I wanted a small and relatively isolated community where people knew each other and everyone had an opinion!  In Maya's Storm, the setting actually became quite a driver. The sea is ever-changing, ever moving.  It is a power we have no control over. There are tides and currents, cliffs and rocks below the surface and warning signs (in the shape of lighthouses). There is also sand and sea and fun. All this resonates deeply with the story of Maya, Granny Anne and a larger-than-life polar bear.  I enjoy working with various settings and I do a great deal of research. The difference between the high-rise flat in "Ruby's Star" and the seaside village of "Maya's Storm" could not be greater. Each comes with a unique set of possibilities and limitations, particularly when a polar bear is involved. I have had some fun discussions about where readers would like a future Mister P story to be set ... the most popular being "in space"!

Why does Mister P arrive and why does he leave? 

We can all do with a helping hand from time to time - someone we can turn to when times are tough. Mister P knows where he is needed and knows when his job is done. The relationship characters form with Mister P is not one way. He doesn't always get things right either. He is very human in that respect.  He learns from others and others learn from him.  He and Maya and all the family navigate troubled waters together.  His polar bear hugs are magical and they bring people together - literally and metaphorically.

In Maya’s Storm, the title of each chapter is very cleverly an idiom, which makes it even more perfect for our Top 40 as they’re great discussion points.  When you were writing the book, which came first, the chapter or the title?! (P.S. our resource developer’s six year old son loved finding out what each one meant!).

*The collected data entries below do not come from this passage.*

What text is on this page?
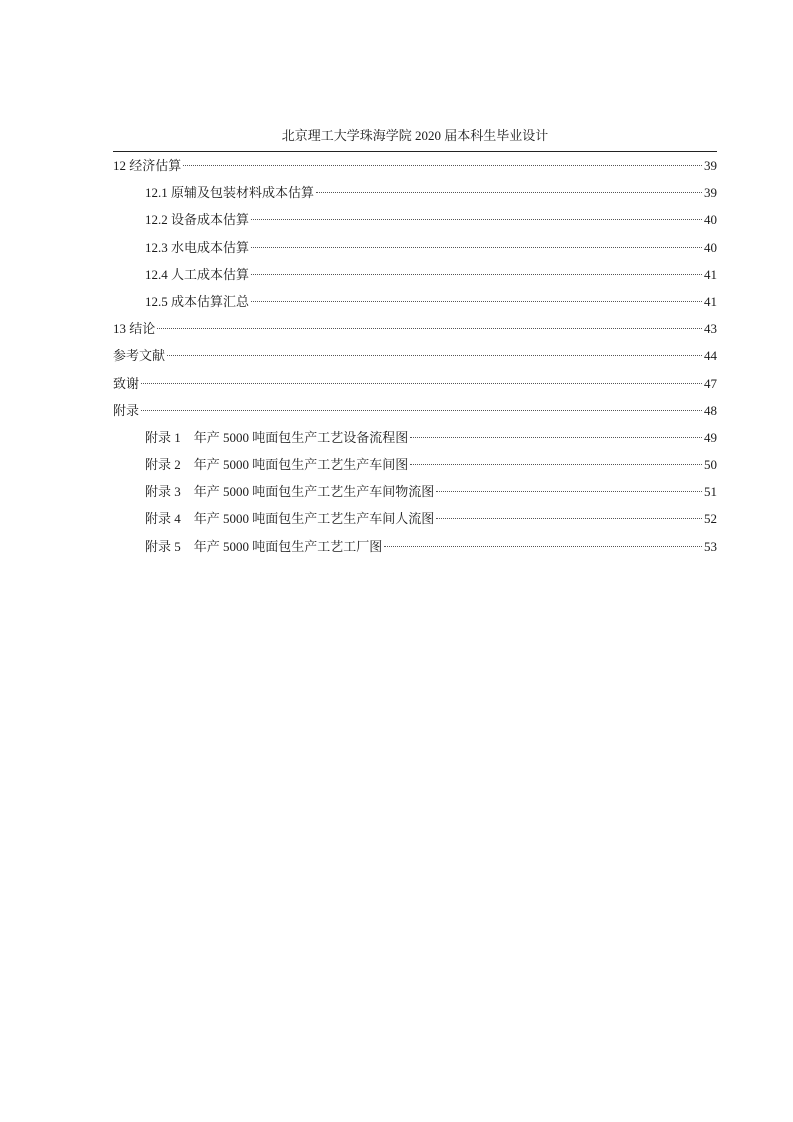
北京理工大学珠海学院 2020 届本科生毕业设计
12 经济估算	39
12.1 原辅及包装材料成本估算	39
12.2 设备成本估算	40
12.3 水电成本估算	40
12.4 人工成本估算	41
12.5 成本估算汇总	41
13 结论	43
参考文献	44
致谢	47
附录	48
附录 1　年产 5000 吨面包生产工艺设备流程图	49
附录 2　年产 5000 吨面包生产工艺生产车间图	50
附录 3　年产 5000 吨面包生产工艺生产车间物流图	51
附录 4　年产 5000 吨面包生产工艺生产车间人流图	52
附录 5　年产 5000 吨面包生产工艺工厂图	53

Idioms are brilliant, aren't they?  I never intended to have idioms as chapter headings - they just kind of appeared!  I think Granny Anne was definitely a user of idioms. The chapter usually came first and the chapter headings later.  Often idioms are used within the dialogue and they cause Maya some difficulty. For her, English is a second language and it takes her a while to understand that you can't take them at face value (there we go, another idiom!). They are fun talking points and are very succinct! They tend to 'hit the nail on the head'!

How did you decide that the wonderful Mister P would be a polar bear?  Do you have an affinity with polar bears?

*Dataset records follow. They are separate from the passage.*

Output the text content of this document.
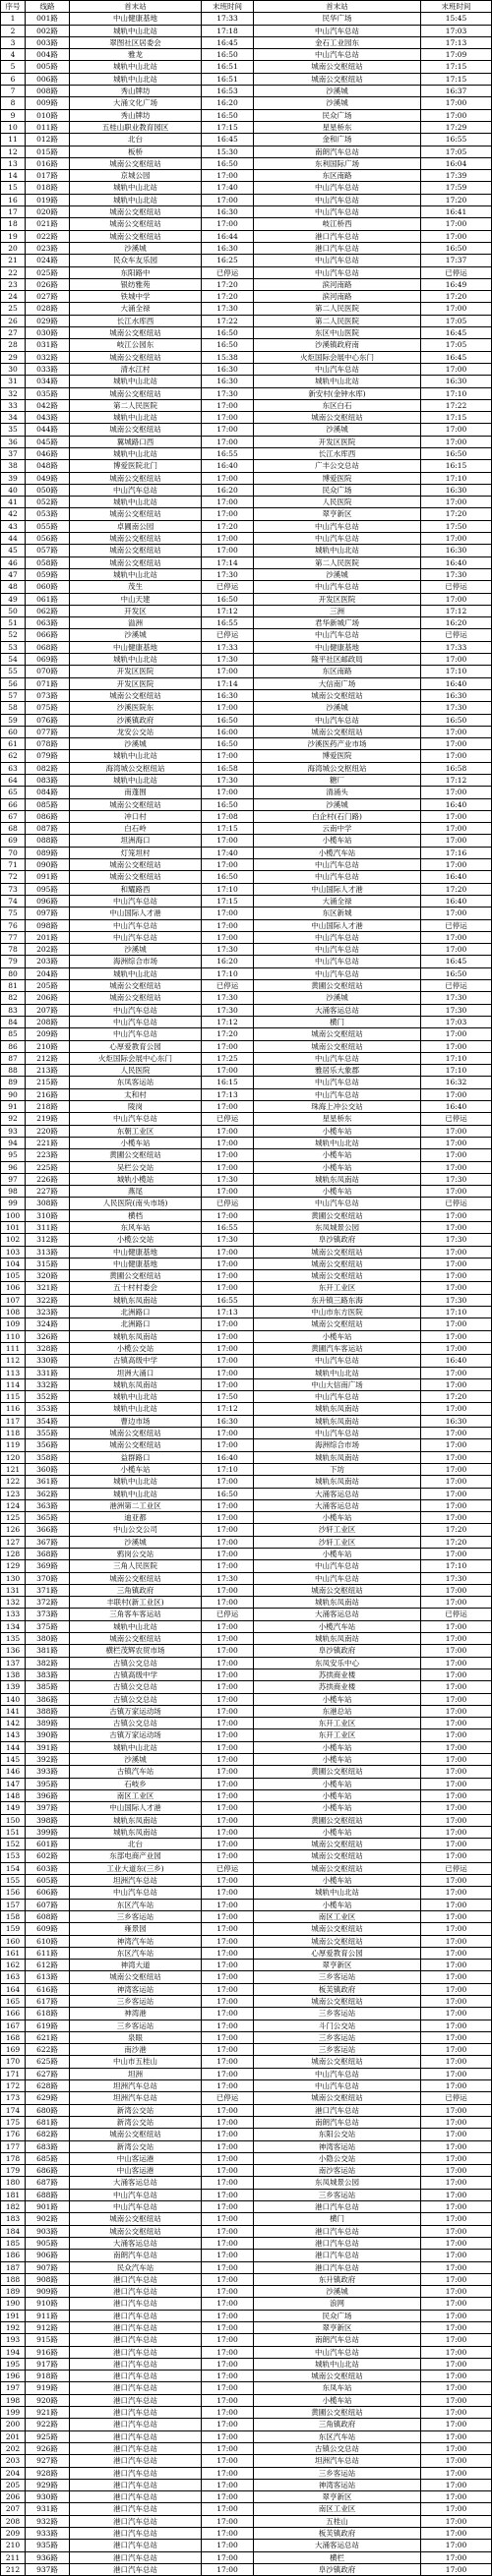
序号	线路	首末站	末班时间	首末站	末班时间
1	001路	中山健康基地	17:33	民华广场	15:45
2	002路	城轨中山北站	17:18	中山汽车总站	17:03
3	003路	翠图社区居委会	16:45	金石工业园东	17:13
4	004路	雅龙	16:50	中山汽车总站	17:09
5	005路	城轨中山北站	16:51	城南公交枢纽站	17:15
6	006路	城轨中山北站	16:51	城南公交枢纽站	17:15
7	008路	秀山牌坊	16:53	沙溪城	16:37
8	009路	大涌文化广场	16:20	沙溪城	17:00
9	010路	秀山牌坊	16:50	民众广场	17:00
10	011路	五桂山职业教育园区	17:15	星星桥东	17:29
11	012路	北台	16:45	金和广场	16:55
12	015路	板桥	15:30	南朗汽车总站	17:05
13	016路	城南公交枢纽站	16:50	东利国际广场	16:04
14	017路	京城公园	17:00	东区南路	17:39
15	018路	城轨中山北站	17:40	中山汽车总站	17:59
16	019路	城轨中山北站	17:00	中山汽车总站	17:20
17	020路	城南公交枢纽站	16:30	中山汽车总站	16:41
18	021路	城南公交枢纽站	17:00	岐江桥西	17:00
19	022路	城南公交枢纽站	16:44	港口汽车总站	17:00
20	023路	沙溪城	16:30	港口汽车总站	16:50
21	024路	民众车友乐园	16:25	中山汽车总站	17:37
22	025路	东阳路中	已停运	中山汽车总站	已停运
23	026路	银纺雅苑	17:20	滨河南路	16:49
24	027路	铁城中学	17:20	滨河南路	17:20
25	028路	大涌全禄	17:30	第二人民医院	17:00
26	029路	长江水库西	17:22	第二人民医院	17:05
27	030路	城南公交枢纽站	16:50	东区中山医院	16:45
28	031路	岐江公园东	16:50	沙溪镇政府南	17:05
29	032路	城南公交枢纽站	15:38	火炬国际会展中心东门	16:45
30	033路	清水江村	16:30	中山汽车总站	17:00
31	034路	城轨中山北站	16:30	城轨中山北站	16:30
32	035路	城南公交枢纽站	17:30	新安村(金钟水库)	17:10
33	042路	第二人民医院	17:00	东区白石	17:22
34	043路	城轨中山北站	17:00	城南公交枢纽站	17:15
35	044路	城南公交枢纽站	17:00	沙溪城	17:00
36	045路	翼城路口西	17:00	开发区医院	17:00
37	046路	城轨中山北站	16:55	长江水库西	16:50
38	048路	博爱医院北门	16:40	广丰公交总站	16:15
39	049路	城南公交枢纽站	17:00	博爱医院	17:10
40	050路	中山汽车总站	16:20	民众广场	16:30
41	052路	城轨中山北站	17:00	人民医院	17:00
42	053路	城南公交枢纽站	17:00	翠亨新区	17:20
43	055路	卓圃南公园	17:20	中山汽车总站	17:50
44	056路	城南公交枢纽站	17:00	中山汽车总站	17:00
45	057路	城南公交枢纽站	17:00	城轨中山北站	16:30
46	058路	城南公交枢纽站	17:14	第二人民医院	16:40
47	059路	城轨中山北站	17:30	沙溪城	17:30
48	060路	茂生	已停运	中山汽车总站	已停运
49	061路	中山天建	16:50	开发区医院	17:00
50	062路	开发区	17:12	三洲	17:12
51	063路	溢洲	16:55	君华新城广场	16:20
52	066路	沙溪城	已停运	中山汽车总站	已停运
53	068路	中山健康基地	17:33	中山健康基地	17:33
54	069路	城轨中山北站	17:30	隆平社区邮政局	17:00
55	070路	开发区医院	17:00	东区南路	17:10
56	071路	开发区医院	17:14	大信南广场	16:40
57	073路	城南公交枢纽站	16:30	城南公交枢纽站	16:30
58	075路	沙溪医院东	17:00	沙溪城	17:30
59	076路	沙溪镇政府	16:50	中山汽车总站	16:50
60	077路	龙安公交站	16:00	城南公交枢纽站	17:00
61	078路	沙溪城	16:50	沙溪医药产业市场	17:00
62	079路	城轨中山北站	17:00	博爱医院	17:00
63	082路	海湾城公交枢纽站	16:58	海湾城公交枢纽站	16:58
64	083路	城轨中山北站	17:30	糖厂	17:12
65	084路	南蓬围	17:00	清涌头	17:00
66	085路	城南公交枢纽站	16:50	沙溪城	16:40
67	086路	冲口村	17:08	白企村(石门路)	17:00
68	087路	白石岭	17:15	云南中学	17:00
69	088路	坦洲海口	17:00	小榄车站	17:00
70	089路	灯笼坦村	17:40	小榄汽车站	17:16
71	090路	城南公交枢纽站	17:00	中山汽车总站	17:00
72	091路	城南公交枢纽站	16:50	中山汽车总站	16:40
73	095路	和耀路西	17:10	中山国际人才港	17:20
74	096路	中山汽车总站	17:15	大涌全禄	16:40
75	097路	中山国际人才港	17:00	东区新城	17:00
76	098路	中山汽车总站	17:00	中山国际人才港	已停运
77	201路	中山汽车总站	17:00	中山汽车总站	17:00
78	202路	沙溪城	17:30	中山汽车总站	17:00
79	203路	海洲综合市场	16:20	中山汽车总站	16:45
80	204路	城轨中山北站	17:10	中山汽车总站	16:50
81	205路	城南公交枢纽站	已停运	黄圃公交枢纽站	已停运
82	206路	城南公交枢纽站	17:30	沙溪城	17:30
83	207路	中山汽车总站	17:30	大涌客运总站	17:30
84	208路	中山汽车总站	17:12	横门	17:03
85	209路	中山汽车总站	17:20	城南公交枢纽站	17:00
86	210路	心厚爱教育公园	17:00	城南公交枢纽站	17:00
87	212路	火炬国际会展中心东门	17:25	中山汽车总站	17:10
88	213路	人民医院	17:00	雅居乐大象郡	17:10
89	215路	东凤客运站	16:15	中山汽车总站	16:32
90	216路	太和村	17:13	中山汽车总站	17:00
91	218路	陵岗	17:00	珠海上冲公交站	16:40
92	219路	中山汽车总站	已停运	星星桥东	已停运
93	220路	东朝工业区	17:00	小榄车站	17:00
94	221路	小榄车站	17:00	城轨中山北站	17:00
95	223路	黄圃公交枢纽站	17:00	小榄车站	17:00
96	225路	吴栏公交站	17:00	小榄车站	17:00
97	226路	城轨小榄站	17:30	城轨东凤南站	17:30
98	227路	燕尾	17:00	小榄车站	17:00
99	308路	人民医院(南头市场)	已停运	中山汽车总站	已停运
100	310路	横档	17:00	黄圃公交枢纽站	17:00
101	311路	东风车站	16:55	东凤城景公园	17:00
102	312路	小榄公交站	17:30	阜沙镇政府	17:30
103	313路	中山健康基地	17:00	城南公交枢纽站	17:00
104	315路	中山健康基地	17:00	城南公交枢纽站	17:00
105	320路	黄圃公交枢纽站	17:00	城南公交枢纽站	17:00
106	321路	五十村村委会	17:00	东开工业区	17:00
107	322路	城轨东凤南站	16:55	东升镇三路东海	17:30
108	323路	北洲路口	17:13	中山市东方医院	17:10
109	324路	北洲路口	17:00	城南公交枢纽站	17:00
110	326路	城轨东凤南站	17:00	小榄车站	17:00
111	328路	小榄公交站	17:00	黄圃汽车客运站	17:00
112	330路	古镇高级中学	17:00	中山汽车总站	16:40
113	331路	坦洲大涌口	17:00	城轨中山北站	17:00
114	332路	城轨东凤南站	17:00	中山大信南广场	17:00
115	352路	城轨中山北站	17:50	中山汽车总站	17:20
116	353路	城轨中山北站	17:12	城轨东凤南站	17:00
117	354路	曹边市场	16:30	城轨东凤南站	16:30
118	355路	城南公交枢纽站	17:00	中山汽车总站	17:00
119	356路	城南公交枢纽站	17:00	海洲综合市场	17:00
120	358路	益群路口	16:40	城轨东凤南站	17:00
121	360路	小榄车站	17:10	下坊	17:00
122	361路	城轨中山北站	17:00	城轨东凤南站	17:00
123	362路	城轨中山北站	16:50	大涌客运总站	17:00
124	363路	港洲第二工业区	17:00	大涌客运总站	17:00
125	365路	迪亚都	17:00	小榄车站	17:00
126	366路	中山公交公司	17:00	沙轩工业区	17:20
127	367路	沙溪城	17:00	沙轩工业区	17:20
128	368路	鸦岗公交站	17:00	小榄车站	17:00
129	369路	三角人民医院	17:00	中山汽车总站	17:10
130	370路	城南公交枢纽站	17:30	中山汽车总站	17:30
131	371路	三角镇政府	17:00	城南公交枢纽站	17:00
132	372路	丰联村(新工业区)	17:00	城轨东凤南站	17:00
133	373路	三角客车客运站	已停运	大涌客运总站	已停运
134	375路	城轨中山北站	17:00	小榄汽车站	17:00
135	380路	城南公交枢纽站	17:00	城轨东凤南站	17:00
136	381路	横栏茂辉农贸市场	17:00	阜沙镇政府	17:00
137	382路	古镇公交总站	17:00	东凤安乐中心	17:00
138	383路	古镇高级中学	17:00	苏拱商业楼	17:00
139	385路	古镇公交总站	17:00	苏拱商业楼	17:00
140	386路	古镇公交总站	17:00	小榄车站	17:00
141	388路	古镇万家运动场	17:00	东港总站	17:00
142	389路	古镇公交总站	17:00	东开工业区	17:00
143	390路	古镇万家运动场	17:00	东开工业区	17:00
144	391路	城轨中山北站	17:00	小榄车站	17:00
145	392路	沙溪城	17:00	小榄车站	17:00
146	393路	古镇汽车站	17:00	黄圃公交枢纽站	17:00
147	395路	石岐乡	17:00	小榄车站	17:00
148	396路	南区工业区	17:00	小榄车站	17:00
149	397路	中山国际人才港	17:00	小榄车站	17:00
150	398路	城轨东凤南站	17:00	黄圃公交枢纽站	17:00
151	399路	城轨东凤南站	17:00	小榄车站	17:00
152	601路	北台	17:00	城南公交枢纽站	17:00
153	602路	东部电商产业园	17:00	城南公交枢纽站	17:00
154	603路	工业大道东(三乡)	已停运	城南公交枢纽站	已停运
155	605路	坦洲汽车总站	17:00	小榄车站	17:00
156	606路	中山汽车总站	17:00	城轨中山北站	17:00
157	607路	东区汽车站	17:00	小榄车站	17:00
158	608路	三乡客运站	17:00	南区工业区	17:00
159	609路	雍景园	17:00	城南公交枢纽站	17:00
160	610路	神湾汽车站	17:00	城南公交枢纽站	17:00
161	611路	东区汽车站	17:00	心厚爱教育公园	17:00
162	612路	神湾大道	17:00	翠亨新区	17:00
163	613路	城南公交枢纽站	17:00	三乡客运站	17:00
164	616路	神湾客运站	17:00	板芙镇政府	17:00
165	617路	三乡客运站	17:00	城南公交枢纽站	17:00
166	618路	神湾港	17:00	三乡客运站	17:00
167	619路	三乡客运站	17:00	斗门公交站	17:00
168	621路	泉眼	17:00	三乡客运站	17:00
169	622路	南沙港	17:00	三乡客运站	17:00
170	625路	中山市五桂山	17:00	城南公交枢纽站	17:00
171	627路	坦洲	17:00	中山汽车总站	17:00
172	628路	坦洲汽车总站	17:00	中山汽车总站	17:00
173	629路	坦洲汽车总站	已停运	城南公交枢纽站	已停运
174	680路	新湾公交站	17:00	港口汽车总站	17:00
175	681路	新湾公交站	17:00	南朗汽车总站	17:00
176	682路	城南公交枢纽站	17:00	东阳公交站	17:00
177	683路	新湾公交站	17:00	神湾客运站	17:00
178	685路	中山客运港	17:00	小隐公交站	17:00
179	686路	中山客运港	17:00	南沙客运站	17:00
180	687路	大涌客运总站	17:00	东凤城景公园	17:00
181	688路	中山汽车总站	17:00	三乡客运站	17:00
182	901路	中山汽车总站	17:00	港口汽车总站	17:00
183	902路	城南公交枢纽站	17:00	横门	17:00
184	903路	城南公交枢纽站	17:00	港口汽车总站	17:00
185	905路	大涌客运总站	17:00	港口汽车总站	17:00
186	906路	南朗汽车总站	17:00	港口汽车总站	17:00
187	907路	民众汽车站	17:00	港口汽车总站	17:00
188	908路	港口汽车总站	17:00	东升镇政府	17:00
189	909路	港口汽车总站	17:00	沙溪城	17:00
190	910路	港口汽车总站	17:00	浪网	17:00
191	911路	港口汽车总站	17:00	民众广场	17:00
192	912路	港口汽车总站	17:00	翠亨新区	17:00
193	915路	港口汽车总站	17:00	南朗汽车总站	17:00
194	916路	港口汽车总站	17:00	中山汽车总站	17:00
195	917路	港口汽车总站	17:00	城轨中山北站	17:00
196	918路	港口汽车总站	17:00	城南公交枢纽站	17:00
197	919路	港口汽车总站	17:00	东凤车站	17:00
198	920路	港口汽车总站	17:00	小榄车站	17:00
199	921路	港口汽车总站	17:00	黄圃公交枢纽站	17:00
200	922路	港口汽车总站	17:00	三角镇政府	17:00
201	925路	港口汽车总站	17:00	东区汽车站	17:00
202	926路	港口汽车总站	17:00	古镇公交总站	17:00
203	927路	港口汽车总站	17:00	坦洲汽车总站	17:00
204	928路	港口汽车总站	17:00	三乡客运站	17:00
205	929路	港口汽车总站	17:00	神湾客运站	17:00
206	930路	港口汽车总站	17:00	翠亨新区	17:00
207	931路	港口汽车总站	17:00	南区工业区	17:00
208	932路	港口汽车总站	17:00	五桂山	17:00
209	933路	港口汽车总站	17:00	板芙镇政府	17:00
210	935路	港口汽车总站	17:00	大涌客运总站	17:00
211	936路	港口汽车总站	17:00	横栏	17:00
212	937路	港口汽车总站	17:00	阜沙镇政府	17:00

There is something about polar bears - they are so huge, so majestic and yet so vulnerable. I love them! All the main characters in the Mister P series are existing well outside their comfort zone. I know Mister P, as a polar bear, would have great empathy for the challenge of survival in difficult circumstances - just look at what polar bears are having to go through in their natural environment. Polar bears are also resourceful and lead quite a lonely existence. Mister P arrives with no preconceptions about the way things should happen. He also doesn't SPEAK and this is absolutely key (I have already talked about non-verbal communication). Unlike Paddington or other popular animal friends ... I do not give him the benefit of being able to talk or understand human language. 

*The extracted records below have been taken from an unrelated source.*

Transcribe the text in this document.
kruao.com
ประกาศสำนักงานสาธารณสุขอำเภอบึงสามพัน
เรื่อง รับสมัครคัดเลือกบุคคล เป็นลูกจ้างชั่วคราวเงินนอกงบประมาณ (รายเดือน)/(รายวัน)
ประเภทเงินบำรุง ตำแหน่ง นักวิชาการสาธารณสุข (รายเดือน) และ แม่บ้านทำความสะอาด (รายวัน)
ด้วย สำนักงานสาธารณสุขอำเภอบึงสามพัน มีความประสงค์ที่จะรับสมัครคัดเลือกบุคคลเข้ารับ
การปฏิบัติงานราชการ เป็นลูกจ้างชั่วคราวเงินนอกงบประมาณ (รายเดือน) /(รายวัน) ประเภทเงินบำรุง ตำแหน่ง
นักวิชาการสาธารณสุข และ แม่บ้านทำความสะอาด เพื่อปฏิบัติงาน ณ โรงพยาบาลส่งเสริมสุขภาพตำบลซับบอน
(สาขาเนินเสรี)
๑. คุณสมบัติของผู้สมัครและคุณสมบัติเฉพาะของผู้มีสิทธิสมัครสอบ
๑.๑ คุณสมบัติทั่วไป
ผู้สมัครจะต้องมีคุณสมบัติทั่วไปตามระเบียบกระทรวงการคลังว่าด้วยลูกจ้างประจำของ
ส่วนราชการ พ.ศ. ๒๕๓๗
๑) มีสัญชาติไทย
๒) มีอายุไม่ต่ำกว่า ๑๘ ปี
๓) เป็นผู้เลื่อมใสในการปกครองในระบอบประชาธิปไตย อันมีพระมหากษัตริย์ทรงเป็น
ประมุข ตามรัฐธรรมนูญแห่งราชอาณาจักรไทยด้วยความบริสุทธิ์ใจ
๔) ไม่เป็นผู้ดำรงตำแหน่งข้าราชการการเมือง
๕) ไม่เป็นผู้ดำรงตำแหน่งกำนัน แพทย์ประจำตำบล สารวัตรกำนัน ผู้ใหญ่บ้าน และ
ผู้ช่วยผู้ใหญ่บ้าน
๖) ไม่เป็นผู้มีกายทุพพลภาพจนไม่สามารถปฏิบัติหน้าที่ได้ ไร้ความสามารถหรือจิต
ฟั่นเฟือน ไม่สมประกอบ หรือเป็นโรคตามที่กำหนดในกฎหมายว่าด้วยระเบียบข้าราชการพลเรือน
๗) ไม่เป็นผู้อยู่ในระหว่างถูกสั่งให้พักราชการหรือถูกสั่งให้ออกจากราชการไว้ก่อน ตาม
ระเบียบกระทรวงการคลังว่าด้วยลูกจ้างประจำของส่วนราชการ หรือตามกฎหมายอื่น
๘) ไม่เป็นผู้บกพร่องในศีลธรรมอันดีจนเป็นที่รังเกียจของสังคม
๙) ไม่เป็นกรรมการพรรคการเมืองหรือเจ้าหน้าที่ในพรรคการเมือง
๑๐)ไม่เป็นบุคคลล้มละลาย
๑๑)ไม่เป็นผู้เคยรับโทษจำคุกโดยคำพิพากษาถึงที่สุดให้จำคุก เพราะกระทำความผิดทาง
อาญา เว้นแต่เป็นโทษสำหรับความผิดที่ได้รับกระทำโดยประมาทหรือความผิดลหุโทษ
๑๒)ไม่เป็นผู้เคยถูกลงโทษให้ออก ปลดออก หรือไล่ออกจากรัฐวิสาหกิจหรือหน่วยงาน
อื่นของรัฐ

I also love the potential for humour that a polar bear brings - especially a bear with the size and character of Mister P. When I go on school visits I have a life-size cut out of a real polar bear and that quickly makes the 'size' of the problem quite obvious. I love laughing and humour is a wonderful way of diffusing tension. Mister P is a wonderful, big-hearted bear but is far from perfect. He makes mistakes, gets into trouble and has to deal with the fact that not everyone wants to be his friend.  He makes me laugh and he makes me cry. He allowed me to bring a “light touch” to some quite sad situations. While I was writing the series, he became a very present part of my life!  He is definitely my favourite character out of all the characters I have created. 

I would love to see polar bears in the wild ... but time is running out and that makes me very sad.